Maybe We Should All Hire Congress As Investment Advisors

On Tuesday, Trending Politics reported that in 2021 stock trading by Congress beat the S&P 500. Now the Congress people could simply be lucky. If you think it might be because the people in Congress are smarter than the people at S&P, I would like to remind you of an event reported by CBS News on April 1, 2010.

CBS News reported the following:

Rep. Hank Johnson (D-Ga.) is raising some eyebrows with a comment he made about the U.S. territory of Guam during a House Armed Services Committee hearing last Thursday.

In a discussion regarding a planned military buildup on the Pacific island, Johnson expressed some concerns about the plans to Adm. Robert Willard, head of the U.S. Pacific fleet.

“My fear is that the whole island will become so overly populated that it will tip over and capsize,” Johnson said. Willard paused and replied, “We don’t anticipate that.”

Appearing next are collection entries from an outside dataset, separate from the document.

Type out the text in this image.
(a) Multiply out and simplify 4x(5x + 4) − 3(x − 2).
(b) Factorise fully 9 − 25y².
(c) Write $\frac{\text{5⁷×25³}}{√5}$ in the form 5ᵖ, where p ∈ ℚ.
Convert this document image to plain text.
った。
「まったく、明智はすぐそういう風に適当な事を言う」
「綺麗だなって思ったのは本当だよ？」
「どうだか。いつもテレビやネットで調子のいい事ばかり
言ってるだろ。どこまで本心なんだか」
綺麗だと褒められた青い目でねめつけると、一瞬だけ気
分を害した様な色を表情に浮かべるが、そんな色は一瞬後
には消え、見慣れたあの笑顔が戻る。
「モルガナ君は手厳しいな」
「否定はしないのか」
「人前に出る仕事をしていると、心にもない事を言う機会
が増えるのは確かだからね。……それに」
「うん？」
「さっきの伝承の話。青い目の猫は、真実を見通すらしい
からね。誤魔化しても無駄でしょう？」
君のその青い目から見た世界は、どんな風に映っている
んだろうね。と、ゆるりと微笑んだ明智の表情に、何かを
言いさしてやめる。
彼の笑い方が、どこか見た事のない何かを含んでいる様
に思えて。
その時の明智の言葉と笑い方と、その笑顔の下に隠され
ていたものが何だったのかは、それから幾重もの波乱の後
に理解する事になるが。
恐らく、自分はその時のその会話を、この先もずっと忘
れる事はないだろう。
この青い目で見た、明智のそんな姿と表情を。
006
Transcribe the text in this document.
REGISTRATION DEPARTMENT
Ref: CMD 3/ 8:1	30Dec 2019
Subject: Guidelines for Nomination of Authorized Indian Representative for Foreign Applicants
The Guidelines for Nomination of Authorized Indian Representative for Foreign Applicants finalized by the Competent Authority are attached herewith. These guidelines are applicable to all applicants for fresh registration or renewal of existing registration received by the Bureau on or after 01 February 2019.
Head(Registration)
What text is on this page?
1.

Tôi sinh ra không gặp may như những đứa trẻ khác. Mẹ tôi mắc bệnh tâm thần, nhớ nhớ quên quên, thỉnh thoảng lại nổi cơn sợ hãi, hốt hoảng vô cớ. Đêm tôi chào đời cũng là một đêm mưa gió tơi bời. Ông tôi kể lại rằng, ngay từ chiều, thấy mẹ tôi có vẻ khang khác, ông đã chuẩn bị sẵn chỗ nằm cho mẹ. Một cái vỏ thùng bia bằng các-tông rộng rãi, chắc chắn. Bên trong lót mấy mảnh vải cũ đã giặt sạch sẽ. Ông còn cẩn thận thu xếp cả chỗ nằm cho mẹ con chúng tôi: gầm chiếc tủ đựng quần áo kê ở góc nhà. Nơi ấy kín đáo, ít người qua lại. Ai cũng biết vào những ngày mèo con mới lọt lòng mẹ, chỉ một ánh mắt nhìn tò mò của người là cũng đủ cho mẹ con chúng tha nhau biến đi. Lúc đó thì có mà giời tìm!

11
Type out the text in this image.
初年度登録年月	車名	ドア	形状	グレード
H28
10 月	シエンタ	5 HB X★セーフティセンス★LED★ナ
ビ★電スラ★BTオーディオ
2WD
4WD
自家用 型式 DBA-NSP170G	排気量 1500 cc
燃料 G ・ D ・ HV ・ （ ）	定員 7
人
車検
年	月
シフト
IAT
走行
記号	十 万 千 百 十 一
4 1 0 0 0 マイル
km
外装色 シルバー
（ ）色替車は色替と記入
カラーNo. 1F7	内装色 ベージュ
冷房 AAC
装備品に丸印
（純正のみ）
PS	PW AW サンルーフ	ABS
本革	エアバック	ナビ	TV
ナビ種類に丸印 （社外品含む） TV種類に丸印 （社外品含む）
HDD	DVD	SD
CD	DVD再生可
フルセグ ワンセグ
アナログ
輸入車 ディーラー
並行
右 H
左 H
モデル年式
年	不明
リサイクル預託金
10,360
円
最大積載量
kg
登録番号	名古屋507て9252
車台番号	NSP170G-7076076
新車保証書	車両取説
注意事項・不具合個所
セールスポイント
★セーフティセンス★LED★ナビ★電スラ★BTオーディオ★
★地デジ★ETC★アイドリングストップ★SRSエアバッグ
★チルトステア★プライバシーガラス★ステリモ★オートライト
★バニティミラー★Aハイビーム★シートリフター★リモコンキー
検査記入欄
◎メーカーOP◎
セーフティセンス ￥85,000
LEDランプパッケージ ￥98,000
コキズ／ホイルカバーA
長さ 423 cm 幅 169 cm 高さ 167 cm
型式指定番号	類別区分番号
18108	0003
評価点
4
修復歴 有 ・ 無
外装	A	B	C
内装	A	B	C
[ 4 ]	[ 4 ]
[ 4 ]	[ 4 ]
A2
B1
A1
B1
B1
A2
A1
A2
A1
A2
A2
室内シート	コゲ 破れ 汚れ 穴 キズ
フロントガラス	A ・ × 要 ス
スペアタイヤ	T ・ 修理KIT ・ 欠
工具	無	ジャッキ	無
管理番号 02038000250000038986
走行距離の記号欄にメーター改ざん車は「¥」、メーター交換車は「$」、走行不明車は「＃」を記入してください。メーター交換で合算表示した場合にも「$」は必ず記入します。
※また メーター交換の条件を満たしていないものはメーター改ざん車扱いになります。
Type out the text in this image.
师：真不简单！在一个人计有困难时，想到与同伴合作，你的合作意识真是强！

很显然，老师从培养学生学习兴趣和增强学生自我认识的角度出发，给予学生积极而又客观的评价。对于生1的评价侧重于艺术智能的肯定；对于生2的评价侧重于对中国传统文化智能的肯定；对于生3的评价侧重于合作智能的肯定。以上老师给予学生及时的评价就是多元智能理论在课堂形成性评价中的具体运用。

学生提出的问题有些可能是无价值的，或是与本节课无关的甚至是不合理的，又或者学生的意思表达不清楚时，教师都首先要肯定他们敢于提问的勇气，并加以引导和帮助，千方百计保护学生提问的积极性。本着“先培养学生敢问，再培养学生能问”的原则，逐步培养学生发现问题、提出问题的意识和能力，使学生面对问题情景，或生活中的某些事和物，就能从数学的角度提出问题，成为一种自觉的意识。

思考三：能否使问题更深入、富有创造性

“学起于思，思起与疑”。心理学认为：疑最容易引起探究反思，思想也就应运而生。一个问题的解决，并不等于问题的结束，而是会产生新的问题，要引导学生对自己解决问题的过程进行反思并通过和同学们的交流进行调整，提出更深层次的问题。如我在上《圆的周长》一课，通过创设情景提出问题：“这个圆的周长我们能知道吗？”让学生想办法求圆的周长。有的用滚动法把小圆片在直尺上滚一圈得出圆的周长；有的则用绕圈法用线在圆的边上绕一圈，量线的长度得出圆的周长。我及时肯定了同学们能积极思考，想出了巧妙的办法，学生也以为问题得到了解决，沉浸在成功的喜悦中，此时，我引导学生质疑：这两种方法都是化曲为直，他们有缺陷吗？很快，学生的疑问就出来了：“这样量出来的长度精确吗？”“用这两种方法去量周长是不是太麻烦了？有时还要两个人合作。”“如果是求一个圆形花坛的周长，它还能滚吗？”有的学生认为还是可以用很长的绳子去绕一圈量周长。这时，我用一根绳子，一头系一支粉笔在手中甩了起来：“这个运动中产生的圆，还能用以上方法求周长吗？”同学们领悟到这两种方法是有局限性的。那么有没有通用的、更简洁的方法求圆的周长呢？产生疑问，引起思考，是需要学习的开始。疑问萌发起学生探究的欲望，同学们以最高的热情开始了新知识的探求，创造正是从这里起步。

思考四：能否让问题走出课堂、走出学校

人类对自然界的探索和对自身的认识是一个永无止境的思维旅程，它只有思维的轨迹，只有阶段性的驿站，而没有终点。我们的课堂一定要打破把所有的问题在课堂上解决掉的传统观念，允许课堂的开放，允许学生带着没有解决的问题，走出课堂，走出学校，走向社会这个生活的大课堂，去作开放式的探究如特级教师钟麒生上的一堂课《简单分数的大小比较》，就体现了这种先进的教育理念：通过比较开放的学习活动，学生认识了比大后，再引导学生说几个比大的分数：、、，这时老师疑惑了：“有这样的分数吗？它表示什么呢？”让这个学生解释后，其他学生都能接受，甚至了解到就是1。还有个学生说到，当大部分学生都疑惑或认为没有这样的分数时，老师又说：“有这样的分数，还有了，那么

So much for the idea that people in Congress are smarter than the average American.

The article at Trending Politics quotes a shocking report from Unusual Whales:

According to that report, 105 members of Congress were involved in over 3,500 trades last year, selling somewhere in the range of $290 million in stocks. Further, 6 members of Congress were involved in over 270 options contract transactions totaling about $140 million, and 19 members engaged in $124 million worth of transactions involving “other securities like private equity funds.” Oh, and 6 members were involved in 25 transactions of cryptocurrencies worth a paltry (by comparison) $500k.

Those figures, again according to the report, represent about a $200 million decrease in total trades but a 5x explosion in Congressional trading of option contracts. Democrats and Republicans traded similar amounts, with Democrats just edging out Republicans, though Senators did trade about 3x more than members of the House.

Please follow the link above to read the entire article. It provides a possible clue as to how people in Congress become millionaires on a salary of less than $200,000. This is a bipartisan problem.